De izquierda a derecha los candidatos de la CUP, Anna Saliente, del PSC, Jaume Collboni, de Ciutadans, Manuel Valls, de Barcelona en Comu, Ada Colau, de Junts per Cat, Elsa Artadi, de Esquerra, Ernest Maragall y del PP Josep Bou
De izquierda a derecha los candidatos de la CUP, Anna Saliente, del PSC, Jaume Collboni, de Ciutadans, Manuel Valls, de Barcelona en Comu, Ada Colau, de Junts per Cat, Elsa Artadi, de Esquerra, Ernest Maragall y del PP Josep Bou

A cuatro días de las elecciones municipales, en Barcelona los candidatos optaron anoche por una nueva estrategia en el debate de TV-3. Si la campaña arrancó con un todos contra Ada Colau (alcaldesa y candidata a la reelección por Barcelona en Comú) y evolucionó a un enfrentamiento con el favorito, Ernest Maragall (ERC); ayer el debate devino en un fuego cruzado entre candidatos que aspiran al tercer puesto. Un sálvese quien pueda para arañar votos al rival especialmente duro entre Jaume Collboni (PSC) y Manuel Valls (Barcelona pel Canvi-Ciutadans).

Con bloques dedicados a la vivienda, la seguridad, la contaminación y los pactos, el debate que más minutos se llevó fue de nuevo sobre el procés y el papel de Barcelona en el contexto de crisis política. Fueron 40 minutos con los reproches que los candidatos llevan 13 días repitiendo. Pero sin aspavientos, que a estas alturas los candidatos —que acumulan una agenda diabólica desde las generales del 28-A— están exhaustos y se conforman con no cometer errores. Ni siquiera hubo especial beligerancia entre Colau y Maragall, los principales rivales, con ventaja del republicano, según las encuestas. Fue un debate aburrido, cuyo tono decayó cuando se aterrizó en los problemas de la ciudad.

Los únicos momentos de tensión se produjeron entre Collboni y Valls en una clara lucha por el tercer puesto. “La diferencia entre usted y yo es que yo ganaré las elecciones y usted no”, espetó el socialista al ex primer ministro francés. Sin dejar de entrar en el cuerpo a cuerpo, Collboni insistió: “Me dirijo a los que dudan entre votarle a usted o a mí, y les aseguro que no permitiré un gobierno independentista”. Valls le pidió “un poco de humildad” y recordó que “las encuestas se equivocan”. Cuando Collboni le preguntó si llevaba algún experto en seguridad en la lista, Valls sacó pecho de su pasado como ministro del Interior en Francia. Y defendió su conocimiento a fondo de la ciudad, poniendo como ejemplo los problemas con las drogas de su hermana Giovanna, que vive en Horta.

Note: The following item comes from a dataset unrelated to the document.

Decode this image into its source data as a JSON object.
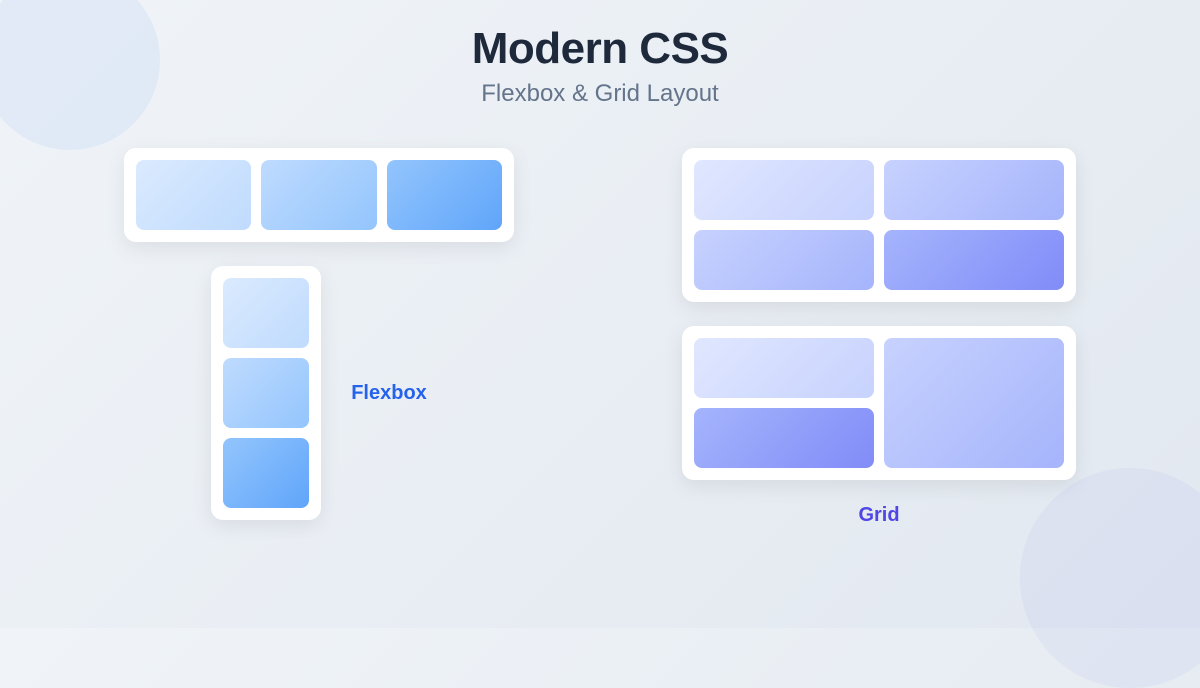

La propuesta de hablar sobre si estas elecciones tenían una trascendencia más allá de la ciudad, los candidatos se intercambiaron acusaciones sobre supuestos pactos poselectorales y sobre sus perfiles políticos. Maragall acusó Colau y Collboni de estar negociando un pacto en el Ayuntamiento como contrapartida en acuerdo en el Gobierno central entre el PSOE y Podemos. “Barcelona está a punto de convertirse en moneda de cambio”, aseguró el republicano.

Colau negó existencia de ese pacto pero reiteró su “ofrecimiento sincero” a las fuerzas de izquierdas para llegar a un acuerdo. El candidato del PP, Josep Bou, dio también por bueno el pacto entre la alcaldesa y Collboni, e hizo una comparación con la moción de censura del PSOE para sacar a Mariano Rajoy de La Moncloa y que contó con los votos del PDeCAT y ERC. “Si eso lo hizo su líder en Madrid, qué pasará aquí?”, preguntó. Bou también aseguró que el 1-O “por suerte no pasó nada en Barcelona”, lo que causó indignación en el bloque independentista.

Artadi critica que los candidatos del PSC y Cs compitan por “quién es más hombre”

El debate de TV3, anoche, con los seis candidatos al Ayuntamiento de la capital catalana perdió ritmo cuando abordó dos de los temas que más preocupan a los barceloneses: la vivienda y la seguridad. Eso sí, todos los candidatos aprovecharon para criticar la acción de gobierno de la actual alcaldesa Ada Colau, que intentó poner en valor los programas que ha promovido en el mandato.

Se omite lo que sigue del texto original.